There are tons of solutions and providers, with a variety of levels of sophistication.
They can all do simple things like "DAU" and "MAU" and "RPU" and "conversion rate," which are all great first-line metrics.
Most of them can do simple correlations, like "players with event X convert better than players with event Y." Events kinds are typically defined by you.
I've found that, once you reach the point where you want a little more sophistication (identifying and comparing common paths; recommending next actions to users; that kind of thing) then you either have to pay serious money to some provider, or pull it in-house.
Depending on how big your game is, you can fit it all in a single database (Postgres, MySQL, or whatever,) or you'll need to
talk to the elephant.

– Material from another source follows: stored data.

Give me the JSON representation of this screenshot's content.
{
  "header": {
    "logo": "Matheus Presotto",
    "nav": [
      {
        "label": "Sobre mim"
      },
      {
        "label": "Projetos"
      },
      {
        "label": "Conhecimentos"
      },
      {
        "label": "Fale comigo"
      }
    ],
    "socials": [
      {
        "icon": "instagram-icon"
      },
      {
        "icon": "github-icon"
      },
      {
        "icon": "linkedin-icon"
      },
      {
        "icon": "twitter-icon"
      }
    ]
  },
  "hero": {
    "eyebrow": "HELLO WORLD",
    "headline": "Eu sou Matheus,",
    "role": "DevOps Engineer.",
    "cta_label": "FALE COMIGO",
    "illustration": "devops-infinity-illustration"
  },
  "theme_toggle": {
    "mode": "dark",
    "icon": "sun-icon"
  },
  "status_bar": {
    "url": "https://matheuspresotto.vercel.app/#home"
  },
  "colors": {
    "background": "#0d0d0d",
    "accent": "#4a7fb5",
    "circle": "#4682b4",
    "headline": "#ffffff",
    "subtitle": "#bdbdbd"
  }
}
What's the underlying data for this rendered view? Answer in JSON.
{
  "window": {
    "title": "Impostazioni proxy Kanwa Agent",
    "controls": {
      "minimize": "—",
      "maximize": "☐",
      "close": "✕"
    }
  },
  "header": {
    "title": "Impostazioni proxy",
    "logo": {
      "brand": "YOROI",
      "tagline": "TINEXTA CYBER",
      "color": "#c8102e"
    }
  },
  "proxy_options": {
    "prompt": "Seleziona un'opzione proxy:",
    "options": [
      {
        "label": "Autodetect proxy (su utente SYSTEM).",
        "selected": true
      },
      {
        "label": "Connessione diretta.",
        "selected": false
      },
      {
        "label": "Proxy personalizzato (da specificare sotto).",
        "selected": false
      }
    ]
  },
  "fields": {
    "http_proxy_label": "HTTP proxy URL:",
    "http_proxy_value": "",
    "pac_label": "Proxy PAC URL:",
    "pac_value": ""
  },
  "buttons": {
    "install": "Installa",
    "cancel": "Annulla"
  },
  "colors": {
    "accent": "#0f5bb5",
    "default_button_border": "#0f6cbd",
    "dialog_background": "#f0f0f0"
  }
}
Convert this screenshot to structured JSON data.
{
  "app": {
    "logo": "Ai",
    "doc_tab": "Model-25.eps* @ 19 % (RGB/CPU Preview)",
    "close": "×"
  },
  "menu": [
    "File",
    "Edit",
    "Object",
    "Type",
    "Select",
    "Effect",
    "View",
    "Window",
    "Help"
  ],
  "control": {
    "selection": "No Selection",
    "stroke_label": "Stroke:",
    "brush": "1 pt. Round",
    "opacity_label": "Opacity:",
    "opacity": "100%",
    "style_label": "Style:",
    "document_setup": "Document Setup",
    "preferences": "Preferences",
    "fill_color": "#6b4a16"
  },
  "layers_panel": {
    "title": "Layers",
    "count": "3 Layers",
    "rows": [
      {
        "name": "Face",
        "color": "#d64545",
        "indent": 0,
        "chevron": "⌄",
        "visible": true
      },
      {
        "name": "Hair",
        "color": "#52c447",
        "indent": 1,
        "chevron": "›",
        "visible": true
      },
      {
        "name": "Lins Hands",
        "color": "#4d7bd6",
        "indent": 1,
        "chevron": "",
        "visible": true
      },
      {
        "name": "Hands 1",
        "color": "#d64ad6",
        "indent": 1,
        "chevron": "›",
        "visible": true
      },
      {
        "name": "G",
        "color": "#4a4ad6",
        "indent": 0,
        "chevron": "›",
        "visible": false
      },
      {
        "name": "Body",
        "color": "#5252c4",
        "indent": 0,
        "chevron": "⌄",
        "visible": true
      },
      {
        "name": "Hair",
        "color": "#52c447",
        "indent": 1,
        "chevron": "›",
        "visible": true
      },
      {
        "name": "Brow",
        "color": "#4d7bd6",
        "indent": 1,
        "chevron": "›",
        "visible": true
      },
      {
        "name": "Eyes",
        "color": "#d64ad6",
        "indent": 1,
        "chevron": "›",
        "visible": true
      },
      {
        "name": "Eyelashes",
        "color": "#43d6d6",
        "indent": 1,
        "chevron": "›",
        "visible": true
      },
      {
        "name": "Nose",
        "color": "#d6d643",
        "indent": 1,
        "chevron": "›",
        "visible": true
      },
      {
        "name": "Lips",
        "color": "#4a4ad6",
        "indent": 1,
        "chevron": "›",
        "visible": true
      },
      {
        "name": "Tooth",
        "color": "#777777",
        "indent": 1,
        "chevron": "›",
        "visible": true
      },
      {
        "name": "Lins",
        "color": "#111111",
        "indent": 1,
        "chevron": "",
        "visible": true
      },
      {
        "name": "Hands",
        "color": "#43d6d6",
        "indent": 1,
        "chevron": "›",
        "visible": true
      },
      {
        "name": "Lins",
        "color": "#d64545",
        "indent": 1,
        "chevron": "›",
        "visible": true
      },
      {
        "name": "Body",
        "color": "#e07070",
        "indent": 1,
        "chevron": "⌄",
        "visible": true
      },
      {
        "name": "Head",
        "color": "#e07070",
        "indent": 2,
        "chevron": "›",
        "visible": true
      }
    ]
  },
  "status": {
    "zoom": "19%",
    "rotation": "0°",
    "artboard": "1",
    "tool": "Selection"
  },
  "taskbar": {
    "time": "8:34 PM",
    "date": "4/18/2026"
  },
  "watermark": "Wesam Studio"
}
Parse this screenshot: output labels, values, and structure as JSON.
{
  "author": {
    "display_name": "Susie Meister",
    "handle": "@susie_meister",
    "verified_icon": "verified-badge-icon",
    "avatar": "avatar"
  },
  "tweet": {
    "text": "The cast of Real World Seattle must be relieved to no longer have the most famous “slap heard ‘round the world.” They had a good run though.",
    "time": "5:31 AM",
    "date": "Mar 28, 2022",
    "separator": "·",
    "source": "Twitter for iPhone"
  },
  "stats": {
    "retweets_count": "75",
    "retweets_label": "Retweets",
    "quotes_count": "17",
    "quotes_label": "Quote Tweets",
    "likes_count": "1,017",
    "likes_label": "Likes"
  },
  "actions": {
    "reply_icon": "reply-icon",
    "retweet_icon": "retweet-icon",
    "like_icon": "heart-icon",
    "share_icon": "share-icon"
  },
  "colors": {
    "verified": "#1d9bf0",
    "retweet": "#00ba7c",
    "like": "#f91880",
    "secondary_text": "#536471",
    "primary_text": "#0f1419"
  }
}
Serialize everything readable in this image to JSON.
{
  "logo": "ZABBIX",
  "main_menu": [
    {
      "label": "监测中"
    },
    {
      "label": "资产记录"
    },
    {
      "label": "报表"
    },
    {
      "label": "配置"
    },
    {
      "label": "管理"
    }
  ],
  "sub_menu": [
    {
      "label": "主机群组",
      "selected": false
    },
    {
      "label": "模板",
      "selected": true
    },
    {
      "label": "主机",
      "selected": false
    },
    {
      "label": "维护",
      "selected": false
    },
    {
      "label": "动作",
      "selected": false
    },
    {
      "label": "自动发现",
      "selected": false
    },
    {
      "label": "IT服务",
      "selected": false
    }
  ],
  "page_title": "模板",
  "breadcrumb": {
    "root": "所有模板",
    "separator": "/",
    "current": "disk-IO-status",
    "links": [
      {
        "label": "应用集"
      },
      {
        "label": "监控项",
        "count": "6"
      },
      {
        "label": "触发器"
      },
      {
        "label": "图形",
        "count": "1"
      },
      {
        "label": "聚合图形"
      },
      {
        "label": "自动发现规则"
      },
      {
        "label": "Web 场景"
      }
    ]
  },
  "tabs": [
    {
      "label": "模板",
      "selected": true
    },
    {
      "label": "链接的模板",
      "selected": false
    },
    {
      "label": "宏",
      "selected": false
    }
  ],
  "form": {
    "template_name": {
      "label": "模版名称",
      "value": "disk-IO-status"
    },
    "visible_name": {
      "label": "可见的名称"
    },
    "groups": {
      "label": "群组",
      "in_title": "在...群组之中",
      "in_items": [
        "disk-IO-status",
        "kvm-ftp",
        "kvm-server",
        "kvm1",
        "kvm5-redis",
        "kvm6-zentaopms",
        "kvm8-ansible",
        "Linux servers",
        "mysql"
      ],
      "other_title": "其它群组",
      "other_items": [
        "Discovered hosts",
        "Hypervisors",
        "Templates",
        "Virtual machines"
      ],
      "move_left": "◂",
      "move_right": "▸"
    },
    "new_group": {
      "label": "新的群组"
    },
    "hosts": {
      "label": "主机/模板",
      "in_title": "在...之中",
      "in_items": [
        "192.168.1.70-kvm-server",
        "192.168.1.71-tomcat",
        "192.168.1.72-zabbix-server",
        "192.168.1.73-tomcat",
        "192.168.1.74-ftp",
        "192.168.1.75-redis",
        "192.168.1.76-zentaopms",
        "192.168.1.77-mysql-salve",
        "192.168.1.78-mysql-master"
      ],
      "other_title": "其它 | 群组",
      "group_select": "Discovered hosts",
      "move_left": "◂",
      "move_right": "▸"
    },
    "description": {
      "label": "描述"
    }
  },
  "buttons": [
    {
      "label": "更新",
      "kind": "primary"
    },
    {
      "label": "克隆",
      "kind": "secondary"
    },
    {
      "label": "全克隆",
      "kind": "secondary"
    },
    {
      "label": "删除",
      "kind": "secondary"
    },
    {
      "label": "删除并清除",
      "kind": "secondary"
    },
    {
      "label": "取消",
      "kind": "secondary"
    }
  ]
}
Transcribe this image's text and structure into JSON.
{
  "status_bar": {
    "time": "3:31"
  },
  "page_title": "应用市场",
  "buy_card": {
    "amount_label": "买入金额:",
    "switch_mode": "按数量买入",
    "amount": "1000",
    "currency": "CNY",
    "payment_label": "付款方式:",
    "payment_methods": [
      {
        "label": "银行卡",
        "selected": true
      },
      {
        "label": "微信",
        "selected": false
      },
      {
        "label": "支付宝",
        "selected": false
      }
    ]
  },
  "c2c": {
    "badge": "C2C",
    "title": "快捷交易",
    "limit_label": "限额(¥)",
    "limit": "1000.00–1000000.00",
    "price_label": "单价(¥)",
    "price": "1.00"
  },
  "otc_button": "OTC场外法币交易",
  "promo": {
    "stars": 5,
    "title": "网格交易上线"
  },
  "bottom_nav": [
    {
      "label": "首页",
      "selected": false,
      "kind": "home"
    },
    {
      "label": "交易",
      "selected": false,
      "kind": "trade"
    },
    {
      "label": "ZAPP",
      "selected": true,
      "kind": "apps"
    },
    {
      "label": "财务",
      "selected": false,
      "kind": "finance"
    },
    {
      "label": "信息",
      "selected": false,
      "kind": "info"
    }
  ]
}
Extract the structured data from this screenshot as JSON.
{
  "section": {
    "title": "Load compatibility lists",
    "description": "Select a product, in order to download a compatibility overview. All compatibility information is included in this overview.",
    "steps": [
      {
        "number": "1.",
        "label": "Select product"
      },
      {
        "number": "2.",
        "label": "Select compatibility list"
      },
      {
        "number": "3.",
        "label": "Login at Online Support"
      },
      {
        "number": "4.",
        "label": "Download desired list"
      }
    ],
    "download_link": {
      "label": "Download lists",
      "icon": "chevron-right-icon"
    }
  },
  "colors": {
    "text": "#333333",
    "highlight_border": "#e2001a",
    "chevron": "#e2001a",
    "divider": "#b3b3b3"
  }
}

Single database is VASTLY preferrable.
Or pay big money to something like Google Big Table or Amazon Redshift.
(There are other providers; I'm not gonna name or shame any, but there once was this one web analytics package that cost my employer > $200k per year, and I spent two weeks of coding and we could cut them off...)
One thing to think about is whether you want to tie your analytics to your acquisition provider (buying web ads, mobile ads, etc), to your monetization provider (selling google ads, facebook ads, etc) or your platform provider (if you live on something like Parse, R.I.P.)
Choosing an analytics package that integrates well with your engine often seems like a good idea from ease of implementation, but it turns out that even the hard ones are easy to implement -- you need to identify your game to some SDK, you need to identify the user using some username/id, and you need to insert "X happened" calls in your code.
The real differentiation comes on the back end; what analysis do you get; how do you get access to your data if you want to take it elsewhere; how long do they keep your data; etc.
Unity Analytics? Mostly Harmless, somewhat useful, probably not enough once you have a real, working business.
As with everything else, though, details matter, and making sure you really do understand your requirements up front is important.